Reddit also has many users who are suffering from the familiarity syndrome. They don't care some API price is going up, they just want an endless feed of content and gazillion comments to mindlessly gaze through. This part of Reddit's audience is pretty much impossible to convert.
rdrama.net watchpeopledie.tv themotte.org ovarit.com
All full-reddit clones that I know of have failed miserably. And many reddit communities have tried establishing off-sites and failed. The factors for success seem to be:
1. The communities were banned or hampered on reddit 2. The communities have a unique culture 3. Some people in the community take on the responsibility for developing/maintaining the offsite 4. The users of the community donate money to keep everything running (a la SomethingAwful)

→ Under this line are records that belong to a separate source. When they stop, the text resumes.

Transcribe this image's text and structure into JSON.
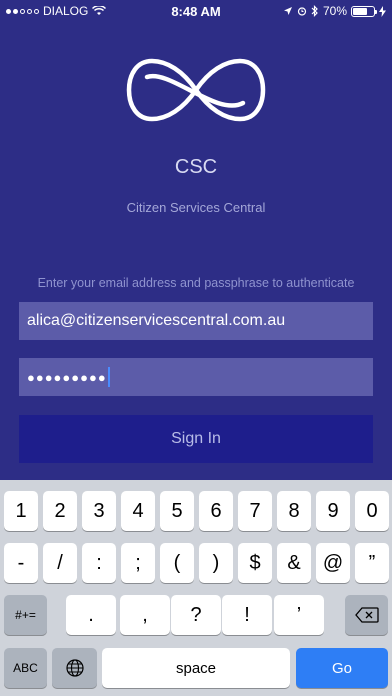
{
  "status_bar": {
    "carrier": "DIALOG",
    "time": "8:48 AM",
    "battery_percent": "70%",
    "battery_level": 0.7
  },
  "brand": {
    "name": "CSC",
    "subtitle": "Citizen Services Central"
  },
  "form": {
    "instructions": "Enter your email address and passphrase to authenticate",
    "email_value": "alica@citizenservicescentral.com.au",
    "password_mask": "●●●●●●●●●",
    "signin_label": "Sign In"
  },
  "keyboard": {
    "row1": [
      "1",
      "2",
      "3",
      "4",
      "5",
      "6",
      "7",
      "8",
      "9",
      "0"
    ],
    "row2": [
      "-",
      "/",
      ":",
      ";",
      "(",
      ")",
      "$",
      "&",
      "@",
      "”"
    ],
    "row3": [
      ".",
      ",",
      "?",
      "!",
      "’"
    ],
    "mode_key": "#+=",
    "abc_key": "ABC",
    "space_key": "space",
    "go_key": "Go"
  },
  "colors": {
    "background": "#2d2d86",
    "field": "#5c5ca9",
    "button": "#1e1e8c",
    "go": "#2e7ef5"
  }
}
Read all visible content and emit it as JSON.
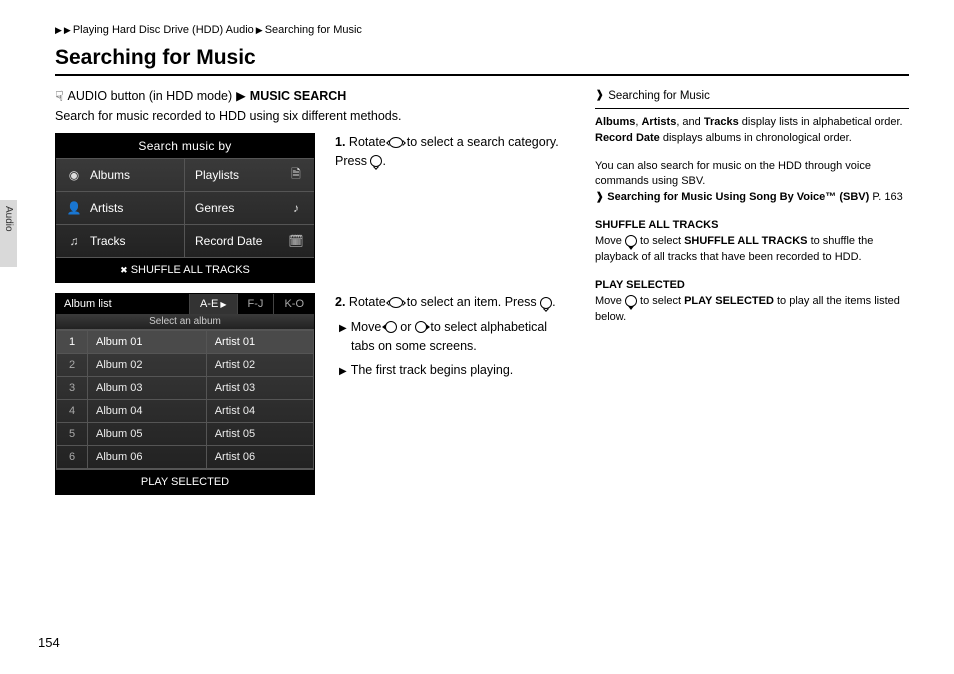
{
  "breadcrumb": {
    "part1": "Playing Hard Disc Drive (HDD) Audio",
    "part2": "Searching for Music"
  },
  "heading": "Searching for Music",
  "cmdline": {
    "pre": "AUDIO button (in HDD mode)",
    "bold": "MUSIC SEARCH"
  },
  "intro": "Search for music recorded to HDD using six different methods.",
  "step1": {
    "num": "1.",
    "text_a": "Rotate",
    "text_b": "to select a search category. Press",
    "text_c": "."
  },
  "step2": {
    "num": "2.",
    "text_a": "Rotate",
    "text_b": "to select an item. Press",
    "text_c": ".",
    "sub1_a": "Move",
    "sub1_b": "or",
    "sub1_c": "to select alphabetical tabs on some screens.",
    "sub2": "The first track begins playing."
  },
  "shot1": {
    "title": "Search music by",
    "cells": [
      "Albums",
      "Playlists",
      "Artists",
      "Genres",
      "Tracks",
      "Record Date"
    ],
    "footer": "SHUFFLE ALL TRACKS"
  },
  "shot2": {
    "title": "Album list",
    "tabs": [
      "A-E",
      "F-J",
      "K-O"
    ],
    "hint": "Select an album",
    "rows": [
      {
        "n": "1",
        "a": "Album 01",
        "r": "Artist 01"
      },
      {
        "n": "2",
        "a": "Album 02",
        "r": "Artist 02"
      },
      {
        "n": "3",
        "a": "Album 03",
        "r": "Artist 03"
      },
      {
        "n": "4",
        "a": "Album 04",
        "r": "Artist 04"
      },
      {
        "n": "5",
        "a": "Album 05",
        "r": "Artist 05"
      },
      {
        "n": "6",
        "a": "Album 06",
        "r": "Artist 06"
      }
    ],
    "footer": "PLAY SELECTED"
  },
  "right": {
    "head": "Searching for Music",
    "p1_a": "Albums",
    "p1_b": ", ",
    "p1_c": "Artists",
    "p1_d": ", and ",
    "p1_e": "Tracks",
    "p1_f": " display lists in alphabetical order. ",
    "p1_g": "Record Date",
    "p1_h": " displays albums in chronological order.",
    "p2": "You can also search for music on the HDD through voice commands using SBV.",
    "p2_link": "Searching for Music Using Song By Voice™ (SBV)",
    "p2_page": "P. 163",
    "sh_head": "SHUFFLE ALL TRACKS",
    "sh_a": "Move",
    "sh_b": "to select",
    "sh_c": "SHUFFLE ALL TRACKS",
    "sh_d": "to shuffle the playback of all tracks that have been recorded to HDD.",
    "ps_head": "PLAY SELECTED",
    "ps_a": "Move",
    "ps_b": "to select",
    "ps_c": "PLAY SELECTED",
    "ps_d": "to play all the items listed below."
  },
  "side_tab": "Audio",
  "page_num": "154"
}
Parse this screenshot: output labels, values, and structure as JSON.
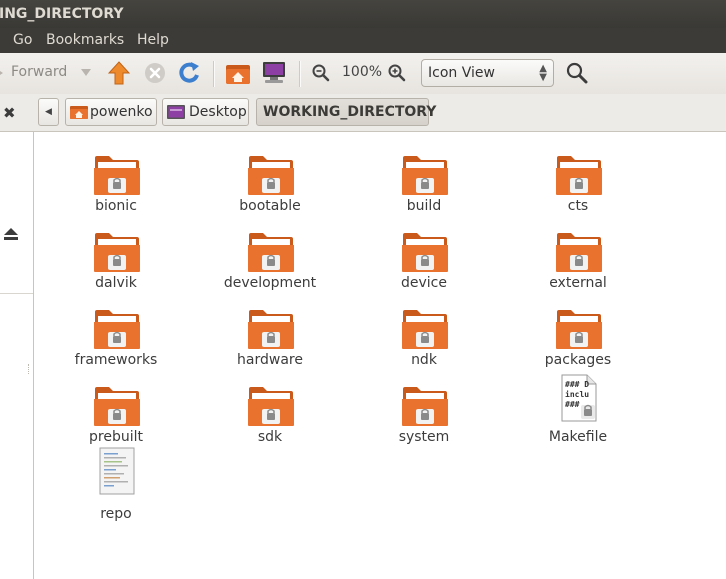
{
  "window": {
    "title": "ING_DIRECTORY"
  },
  "menu": {
    "items": [
      "Go",
      "Bookmarks",
      "Help"
    ]
  },
  "toolbar": {
    "forward_label": "Forward",
    "zoom_level": "100%",
    "view_mode": "Icon View",
    "icons": [
      "back-arrow-icon",
      "forward-arrow-icon",
      "dropdown-arrow-icon",
      "up-arrow-icon",
      "stop-icon",
      "reload-icon",
      "home-folder-icon",
      "computer-icon",
      "zoom-out-icon",
      "zoom-in-icon",
      "search-icon"
    ]
  },
  "location": {
    "crumbs": [
      {
        "label": "powenko",
        "icon": "home-folder-icon"
      },
      {
        "label": "Desktop",
        "icon": "desktop-icon"
      },
      {
        "label": "WORKING_DIRECTORY",
        "icon": ""
      }
    ]
  },
  "files": [
    {
      "name": "bionic",
      "type": "folder"
    },
    {
      "name": "bootable",
      "type": "folder"
    },
    {
      "name": "build",
      "type": "folder"
    },
    {
      "name": "cts",
      "type": "folder"
    },
    {
      "name": "dalvik",
      "type": "folder"
    },
    {
      "name": "development",
      "type": "folder"
    },
    {
      "name": "device",
      "type": "folder"
    },
    {
      "name": "external",
      "type": "folder"
    },
    {
      "name": "frameworks",
      "type": "folder"
    },
    {
      "name": "hardware",
      "type": "folder"
    },
    {
      "name": "ndk",
      "type": "folder"
    },
    {
      "name": "packages",
      "type": "folder"
    },
    {
      "name": "prebuilt",
      "type": "folder"
    },
    {
      "name": "sdk",
      "type": "folder"
    },
    {
      "name": "system",
      "type": "folder"
    },
    {
      "name": "Makefile",
      "type": "makefile",
      "preview": [
        "### D",
        "inclu",
        "###"
      ]
    },
    {
      "name": "repo",
      "type": "script"
    }
  ],
  "colors": {
    "folder_body": "#e9722e",
    "folder_back": "#c95a1c",
    "folder_paper": "#ffffff",
    "lock_gray": "#8a8a8a"
  }
}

It's forum software, but with the polish of Notion/Slack. Everything is threaded and real-time. I put a lot of effort into the automated email newsletter - so you can stay up-to-date with what's happening, without ever logging in. It's mostly whitelabeled and supports custom domains.
It's in early testing with some users - ranging from an MBA class to a members community that switched off of google groups. If you're trying it out, email me!
The "digg moment" won't happen over some pricing of api stuff. It's not a serious problem which doesnt come even close to Yishan Wong or Ellen Pao levels of censorship. Reddit should by all metrics have had a digg moment after both of those people.
If you do go back in time before Musk bought twitter. Yishan had made some very odd unsubstantiated absolutely absurd comments. After the twitter files we found out the US government was behind this. The US government is keeping Reddit in power and you'll be banned to prevent migration.
The big problem with social networks today is that there is little recourse when the parties that are in charge make decisions that aren't in the best interest of the users.
What if the CEO, product manager, and other key roles in Redit, Facebook, Twitter, ect, were elected by the users?
What if the there was something like a constitution that dictated that all source code be open source?
What if funding was mostly donation-based, like how people support their church or similar civic organizations? (For example, in order to vote you need to pay $15 / year?)
I love the variety of content on Reddit. But many of the subreddits are so toxic and fully of cry-bullies that it's nearly intolerable. I can't wait for the next generation of Reddit to come along, one that will welcome more participation from civil-minded people. (Kudos to Hacker News for somehow achieving that, btw.)
Tbh I'd like to see a move back to standalone, independent forums.
It’s a small community that has been up since 2018. It’s open source as well.
Note: I’m not affiliated just a user of both Reddit and tildes.